Damaging culture of silence

HARARE - I have been following, with keen interest,  the different forms of punishment meted out to individuals found guilty of match-fixing by the Justice Ebrahim Commission, and the six-month ban slapped on former national team coach Norman Mapeza particularly had me thinking.

The Commission justifies the rather lenient sentence slapped on Mapeza by arguing in the report that while he refused to accept the betting syndicate’s money on one of the Warriors’ escapades at the height of Asiagate,  Mapeza heard no evil and saw no evil and continued with his life as if everything was normal.

One person that comes to mind when it comes to zipping his mouth is former Zifa president Wellington Nyatanga, under whose very nose the Asiagate match-fixing scam took place.

Nyatanga is an absolute gentleman, but did he hear no evil and saw no evil like Mapeza, or we have to give it up to the masterminds of the scandal for the best ever kept secret in the history of Zimbabwean football?
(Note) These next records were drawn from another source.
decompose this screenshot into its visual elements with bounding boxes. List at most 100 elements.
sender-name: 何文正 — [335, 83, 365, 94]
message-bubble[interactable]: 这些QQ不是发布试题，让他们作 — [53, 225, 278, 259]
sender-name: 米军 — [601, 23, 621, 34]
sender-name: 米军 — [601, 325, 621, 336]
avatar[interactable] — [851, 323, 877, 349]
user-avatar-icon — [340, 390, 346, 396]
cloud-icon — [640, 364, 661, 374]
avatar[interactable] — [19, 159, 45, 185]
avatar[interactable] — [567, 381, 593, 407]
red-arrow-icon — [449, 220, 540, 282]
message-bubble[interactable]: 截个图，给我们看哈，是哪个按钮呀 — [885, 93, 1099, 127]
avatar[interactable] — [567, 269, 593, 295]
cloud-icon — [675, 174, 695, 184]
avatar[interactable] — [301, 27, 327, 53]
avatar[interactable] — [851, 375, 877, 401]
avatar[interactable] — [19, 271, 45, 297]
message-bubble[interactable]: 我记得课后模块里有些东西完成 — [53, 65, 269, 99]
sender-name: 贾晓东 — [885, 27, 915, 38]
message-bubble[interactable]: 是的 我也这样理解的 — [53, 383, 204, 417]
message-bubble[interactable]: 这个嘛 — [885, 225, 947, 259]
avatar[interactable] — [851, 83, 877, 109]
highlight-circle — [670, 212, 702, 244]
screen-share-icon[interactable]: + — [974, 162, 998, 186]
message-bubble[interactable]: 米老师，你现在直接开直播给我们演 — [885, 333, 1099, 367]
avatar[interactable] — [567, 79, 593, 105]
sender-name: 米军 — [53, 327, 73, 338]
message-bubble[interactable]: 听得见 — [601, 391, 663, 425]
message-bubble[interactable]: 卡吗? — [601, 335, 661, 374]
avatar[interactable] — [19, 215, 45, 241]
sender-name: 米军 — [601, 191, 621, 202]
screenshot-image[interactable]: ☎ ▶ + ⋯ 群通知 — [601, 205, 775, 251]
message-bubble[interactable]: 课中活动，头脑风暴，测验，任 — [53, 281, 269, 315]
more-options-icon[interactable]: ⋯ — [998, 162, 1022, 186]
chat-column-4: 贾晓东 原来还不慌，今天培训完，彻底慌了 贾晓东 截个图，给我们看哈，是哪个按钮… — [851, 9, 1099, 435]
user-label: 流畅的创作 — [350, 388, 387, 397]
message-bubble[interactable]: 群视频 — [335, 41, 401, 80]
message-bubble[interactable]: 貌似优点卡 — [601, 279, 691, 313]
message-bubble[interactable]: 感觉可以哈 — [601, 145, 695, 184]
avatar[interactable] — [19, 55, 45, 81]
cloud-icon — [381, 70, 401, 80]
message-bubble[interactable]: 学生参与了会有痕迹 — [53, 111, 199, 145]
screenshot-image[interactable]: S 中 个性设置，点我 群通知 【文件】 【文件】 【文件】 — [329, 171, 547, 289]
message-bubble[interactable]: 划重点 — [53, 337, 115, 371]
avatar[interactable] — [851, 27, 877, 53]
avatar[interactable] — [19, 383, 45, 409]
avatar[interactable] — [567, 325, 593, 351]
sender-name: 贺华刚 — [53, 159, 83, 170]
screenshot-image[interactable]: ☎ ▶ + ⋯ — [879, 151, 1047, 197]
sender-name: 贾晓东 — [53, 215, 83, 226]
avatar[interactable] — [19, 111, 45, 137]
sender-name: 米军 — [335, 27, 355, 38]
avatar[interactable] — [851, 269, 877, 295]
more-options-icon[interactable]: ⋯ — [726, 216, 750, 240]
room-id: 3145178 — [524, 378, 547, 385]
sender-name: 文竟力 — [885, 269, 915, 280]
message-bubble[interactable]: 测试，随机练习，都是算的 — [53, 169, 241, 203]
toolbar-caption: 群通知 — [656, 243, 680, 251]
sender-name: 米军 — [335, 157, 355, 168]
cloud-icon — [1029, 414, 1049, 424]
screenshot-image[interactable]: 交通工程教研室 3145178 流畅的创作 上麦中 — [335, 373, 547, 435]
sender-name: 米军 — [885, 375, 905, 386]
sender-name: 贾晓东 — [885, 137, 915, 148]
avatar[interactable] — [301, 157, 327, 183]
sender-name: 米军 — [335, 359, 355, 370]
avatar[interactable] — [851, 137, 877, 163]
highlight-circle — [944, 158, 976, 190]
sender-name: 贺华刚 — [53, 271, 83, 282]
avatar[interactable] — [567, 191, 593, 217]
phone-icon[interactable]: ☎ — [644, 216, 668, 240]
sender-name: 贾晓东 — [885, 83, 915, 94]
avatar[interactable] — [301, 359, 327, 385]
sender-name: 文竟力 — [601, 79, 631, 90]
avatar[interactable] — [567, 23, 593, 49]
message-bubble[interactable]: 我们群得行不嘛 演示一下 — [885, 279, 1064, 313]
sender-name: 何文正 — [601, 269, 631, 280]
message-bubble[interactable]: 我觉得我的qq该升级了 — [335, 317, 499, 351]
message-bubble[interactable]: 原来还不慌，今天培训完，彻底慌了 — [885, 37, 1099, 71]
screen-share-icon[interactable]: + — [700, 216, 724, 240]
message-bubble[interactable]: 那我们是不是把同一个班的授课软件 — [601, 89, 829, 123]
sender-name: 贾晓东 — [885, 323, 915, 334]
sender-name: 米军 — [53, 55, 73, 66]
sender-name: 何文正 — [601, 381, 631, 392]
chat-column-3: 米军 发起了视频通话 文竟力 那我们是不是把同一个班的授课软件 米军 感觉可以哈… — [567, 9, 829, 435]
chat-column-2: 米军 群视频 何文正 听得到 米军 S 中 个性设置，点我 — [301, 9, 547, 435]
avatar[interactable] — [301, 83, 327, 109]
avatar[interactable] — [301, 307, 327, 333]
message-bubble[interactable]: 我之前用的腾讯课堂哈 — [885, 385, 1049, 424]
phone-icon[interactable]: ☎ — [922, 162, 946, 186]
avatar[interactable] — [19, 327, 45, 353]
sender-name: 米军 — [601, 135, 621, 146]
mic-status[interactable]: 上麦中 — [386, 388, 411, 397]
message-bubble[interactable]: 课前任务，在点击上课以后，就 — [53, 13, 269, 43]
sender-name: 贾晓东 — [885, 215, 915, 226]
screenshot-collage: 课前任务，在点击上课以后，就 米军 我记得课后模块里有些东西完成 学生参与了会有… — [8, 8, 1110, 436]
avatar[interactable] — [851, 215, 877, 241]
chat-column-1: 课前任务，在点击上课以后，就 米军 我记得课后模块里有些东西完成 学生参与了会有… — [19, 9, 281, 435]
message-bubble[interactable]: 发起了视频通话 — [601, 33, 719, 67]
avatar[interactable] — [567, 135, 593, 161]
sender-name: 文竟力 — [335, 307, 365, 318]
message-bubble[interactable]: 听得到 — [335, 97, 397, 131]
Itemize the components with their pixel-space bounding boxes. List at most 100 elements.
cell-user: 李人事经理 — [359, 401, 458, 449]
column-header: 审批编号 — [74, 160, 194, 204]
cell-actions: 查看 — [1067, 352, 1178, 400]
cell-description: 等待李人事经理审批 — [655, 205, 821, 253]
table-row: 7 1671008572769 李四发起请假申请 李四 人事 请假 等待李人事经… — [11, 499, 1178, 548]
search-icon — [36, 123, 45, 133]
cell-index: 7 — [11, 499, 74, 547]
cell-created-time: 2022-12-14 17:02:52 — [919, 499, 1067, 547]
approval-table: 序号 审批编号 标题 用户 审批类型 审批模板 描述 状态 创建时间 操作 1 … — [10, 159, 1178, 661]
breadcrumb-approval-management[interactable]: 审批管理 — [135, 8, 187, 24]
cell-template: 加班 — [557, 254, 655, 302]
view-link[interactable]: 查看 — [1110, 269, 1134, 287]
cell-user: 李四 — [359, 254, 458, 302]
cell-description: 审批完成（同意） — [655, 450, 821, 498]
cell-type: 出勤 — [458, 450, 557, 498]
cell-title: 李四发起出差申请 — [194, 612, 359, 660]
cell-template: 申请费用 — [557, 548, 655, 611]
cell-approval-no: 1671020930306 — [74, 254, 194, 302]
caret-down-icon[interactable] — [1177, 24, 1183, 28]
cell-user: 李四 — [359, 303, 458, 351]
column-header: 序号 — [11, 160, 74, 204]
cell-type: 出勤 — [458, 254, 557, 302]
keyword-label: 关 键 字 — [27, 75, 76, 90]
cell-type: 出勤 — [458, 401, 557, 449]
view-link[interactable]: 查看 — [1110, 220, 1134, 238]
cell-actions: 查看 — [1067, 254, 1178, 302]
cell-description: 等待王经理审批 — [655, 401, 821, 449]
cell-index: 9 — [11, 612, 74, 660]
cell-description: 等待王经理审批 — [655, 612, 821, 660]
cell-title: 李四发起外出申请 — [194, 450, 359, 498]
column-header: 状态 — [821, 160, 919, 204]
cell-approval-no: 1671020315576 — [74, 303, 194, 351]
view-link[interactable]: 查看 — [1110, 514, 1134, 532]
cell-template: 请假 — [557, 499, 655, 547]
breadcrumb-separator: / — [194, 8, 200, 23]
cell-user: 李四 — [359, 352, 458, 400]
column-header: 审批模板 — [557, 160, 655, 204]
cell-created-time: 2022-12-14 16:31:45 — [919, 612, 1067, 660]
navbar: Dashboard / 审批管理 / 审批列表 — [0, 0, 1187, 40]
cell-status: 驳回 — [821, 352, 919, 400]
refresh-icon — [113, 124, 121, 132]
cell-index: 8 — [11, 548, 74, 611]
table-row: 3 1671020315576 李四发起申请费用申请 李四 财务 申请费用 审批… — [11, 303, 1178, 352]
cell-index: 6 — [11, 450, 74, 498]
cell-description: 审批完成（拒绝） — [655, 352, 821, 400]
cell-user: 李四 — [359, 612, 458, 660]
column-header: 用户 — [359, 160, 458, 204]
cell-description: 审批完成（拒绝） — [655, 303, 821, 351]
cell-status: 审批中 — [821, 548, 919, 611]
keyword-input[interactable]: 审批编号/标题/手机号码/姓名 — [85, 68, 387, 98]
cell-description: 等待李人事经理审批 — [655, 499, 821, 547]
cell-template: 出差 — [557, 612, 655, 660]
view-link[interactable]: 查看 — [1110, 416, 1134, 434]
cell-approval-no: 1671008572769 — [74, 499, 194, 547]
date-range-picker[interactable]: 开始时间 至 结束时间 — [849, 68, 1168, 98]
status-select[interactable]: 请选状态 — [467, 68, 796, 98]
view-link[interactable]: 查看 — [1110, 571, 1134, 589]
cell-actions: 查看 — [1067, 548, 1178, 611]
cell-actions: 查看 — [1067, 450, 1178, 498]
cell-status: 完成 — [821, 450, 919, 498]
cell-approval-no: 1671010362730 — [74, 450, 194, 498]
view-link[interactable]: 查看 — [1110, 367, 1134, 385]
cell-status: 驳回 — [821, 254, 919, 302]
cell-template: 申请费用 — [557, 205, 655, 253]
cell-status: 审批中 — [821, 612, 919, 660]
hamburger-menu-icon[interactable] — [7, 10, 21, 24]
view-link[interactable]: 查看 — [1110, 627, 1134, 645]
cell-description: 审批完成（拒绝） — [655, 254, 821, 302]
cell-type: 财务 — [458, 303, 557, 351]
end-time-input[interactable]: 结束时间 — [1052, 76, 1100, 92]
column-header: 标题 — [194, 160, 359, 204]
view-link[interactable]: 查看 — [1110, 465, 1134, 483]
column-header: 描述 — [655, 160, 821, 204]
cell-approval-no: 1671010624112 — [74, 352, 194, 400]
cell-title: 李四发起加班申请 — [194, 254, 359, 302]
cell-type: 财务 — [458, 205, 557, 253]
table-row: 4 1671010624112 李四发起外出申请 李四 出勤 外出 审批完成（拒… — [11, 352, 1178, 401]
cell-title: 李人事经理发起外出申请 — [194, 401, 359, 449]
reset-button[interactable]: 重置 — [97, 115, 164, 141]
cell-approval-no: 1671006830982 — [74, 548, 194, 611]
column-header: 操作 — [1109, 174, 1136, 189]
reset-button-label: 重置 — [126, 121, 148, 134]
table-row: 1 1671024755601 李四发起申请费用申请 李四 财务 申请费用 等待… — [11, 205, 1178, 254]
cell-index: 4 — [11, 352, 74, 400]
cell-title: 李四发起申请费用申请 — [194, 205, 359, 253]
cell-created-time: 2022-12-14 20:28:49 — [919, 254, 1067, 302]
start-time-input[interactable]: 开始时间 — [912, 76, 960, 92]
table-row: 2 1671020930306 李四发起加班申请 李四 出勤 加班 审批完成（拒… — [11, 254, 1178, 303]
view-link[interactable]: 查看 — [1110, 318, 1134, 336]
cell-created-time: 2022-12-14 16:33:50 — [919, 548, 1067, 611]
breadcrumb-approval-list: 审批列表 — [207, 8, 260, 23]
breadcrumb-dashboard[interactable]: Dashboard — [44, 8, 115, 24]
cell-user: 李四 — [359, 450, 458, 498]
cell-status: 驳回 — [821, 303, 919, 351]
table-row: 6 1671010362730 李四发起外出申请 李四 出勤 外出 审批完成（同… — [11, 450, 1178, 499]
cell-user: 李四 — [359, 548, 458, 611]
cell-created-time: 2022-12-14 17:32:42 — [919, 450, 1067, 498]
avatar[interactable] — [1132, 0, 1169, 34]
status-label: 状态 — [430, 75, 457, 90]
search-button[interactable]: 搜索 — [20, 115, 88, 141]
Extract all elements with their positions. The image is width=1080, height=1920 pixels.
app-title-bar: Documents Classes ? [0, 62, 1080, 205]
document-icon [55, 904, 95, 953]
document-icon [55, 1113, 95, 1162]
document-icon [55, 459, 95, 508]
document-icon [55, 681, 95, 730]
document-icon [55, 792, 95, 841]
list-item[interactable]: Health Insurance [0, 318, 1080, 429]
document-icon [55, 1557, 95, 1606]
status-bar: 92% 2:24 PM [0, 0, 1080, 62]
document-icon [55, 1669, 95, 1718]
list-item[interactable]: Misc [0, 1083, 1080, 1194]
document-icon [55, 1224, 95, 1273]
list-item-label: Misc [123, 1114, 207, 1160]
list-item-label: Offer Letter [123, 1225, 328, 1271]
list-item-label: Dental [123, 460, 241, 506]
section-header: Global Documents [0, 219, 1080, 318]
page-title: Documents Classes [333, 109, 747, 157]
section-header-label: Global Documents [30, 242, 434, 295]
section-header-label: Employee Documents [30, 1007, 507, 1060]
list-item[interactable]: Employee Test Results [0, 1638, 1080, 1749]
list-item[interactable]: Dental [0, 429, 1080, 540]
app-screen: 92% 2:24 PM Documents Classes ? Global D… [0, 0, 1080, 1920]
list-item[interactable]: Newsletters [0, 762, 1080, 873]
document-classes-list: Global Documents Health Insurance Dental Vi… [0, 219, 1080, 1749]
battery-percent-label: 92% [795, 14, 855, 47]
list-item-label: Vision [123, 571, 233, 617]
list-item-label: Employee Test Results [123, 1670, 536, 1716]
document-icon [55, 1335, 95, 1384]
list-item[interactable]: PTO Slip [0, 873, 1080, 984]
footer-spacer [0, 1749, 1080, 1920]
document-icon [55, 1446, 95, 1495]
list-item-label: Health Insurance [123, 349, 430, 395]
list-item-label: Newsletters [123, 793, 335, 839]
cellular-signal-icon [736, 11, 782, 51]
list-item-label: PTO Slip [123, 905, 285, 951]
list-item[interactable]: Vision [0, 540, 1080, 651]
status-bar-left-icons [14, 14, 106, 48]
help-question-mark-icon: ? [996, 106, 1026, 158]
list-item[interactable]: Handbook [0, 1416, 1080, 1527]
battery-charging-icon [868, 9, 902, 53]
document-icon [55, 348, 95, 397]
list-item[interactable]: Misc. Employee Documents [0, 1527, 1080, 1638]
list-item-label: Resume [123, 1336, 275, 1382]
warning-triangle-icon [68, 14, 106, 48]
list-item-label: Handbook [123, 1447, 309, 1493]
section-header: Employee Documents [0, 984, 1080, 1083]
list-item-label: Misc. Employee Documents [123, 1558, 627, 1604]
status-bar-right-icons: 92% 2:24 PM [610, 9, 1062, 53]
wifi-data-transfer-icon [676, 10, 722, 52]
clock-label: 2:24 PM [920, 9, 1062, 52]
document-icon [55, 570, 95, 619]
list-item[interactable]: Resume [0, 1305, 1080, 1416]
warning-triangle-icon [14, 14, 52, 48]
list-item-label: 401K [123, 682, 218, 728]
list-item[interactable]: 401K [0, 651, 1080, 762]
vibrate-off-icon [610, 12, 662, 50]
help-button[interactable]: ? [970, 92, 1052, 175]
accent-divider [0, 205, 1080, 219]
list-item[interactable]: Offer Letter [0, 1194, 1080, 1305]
Whatever the case maybe, the culture of keeping quiet on important things has had a disastrous damaging effect not only in football, but in different spheres of Zimbabwean life.

We see it everyday, in our social life, in our politics and in our economy.

There is no doubt that Asiagate was a shameful deed which disgraced the nation and portrayed Zimbabweans as a treacherous and greedy lot who would do anything for money.

Undoubtedly this regrettable phase has been a very serious blow to the honesty, integrity and the reputation of our country in the eyes of the world.

If only someone had decided to speak out instead of sweeping the scandal under the carpet.

Martin Luther King Jr. once said: “Our lives begin to end the day we become silent about things that matter.”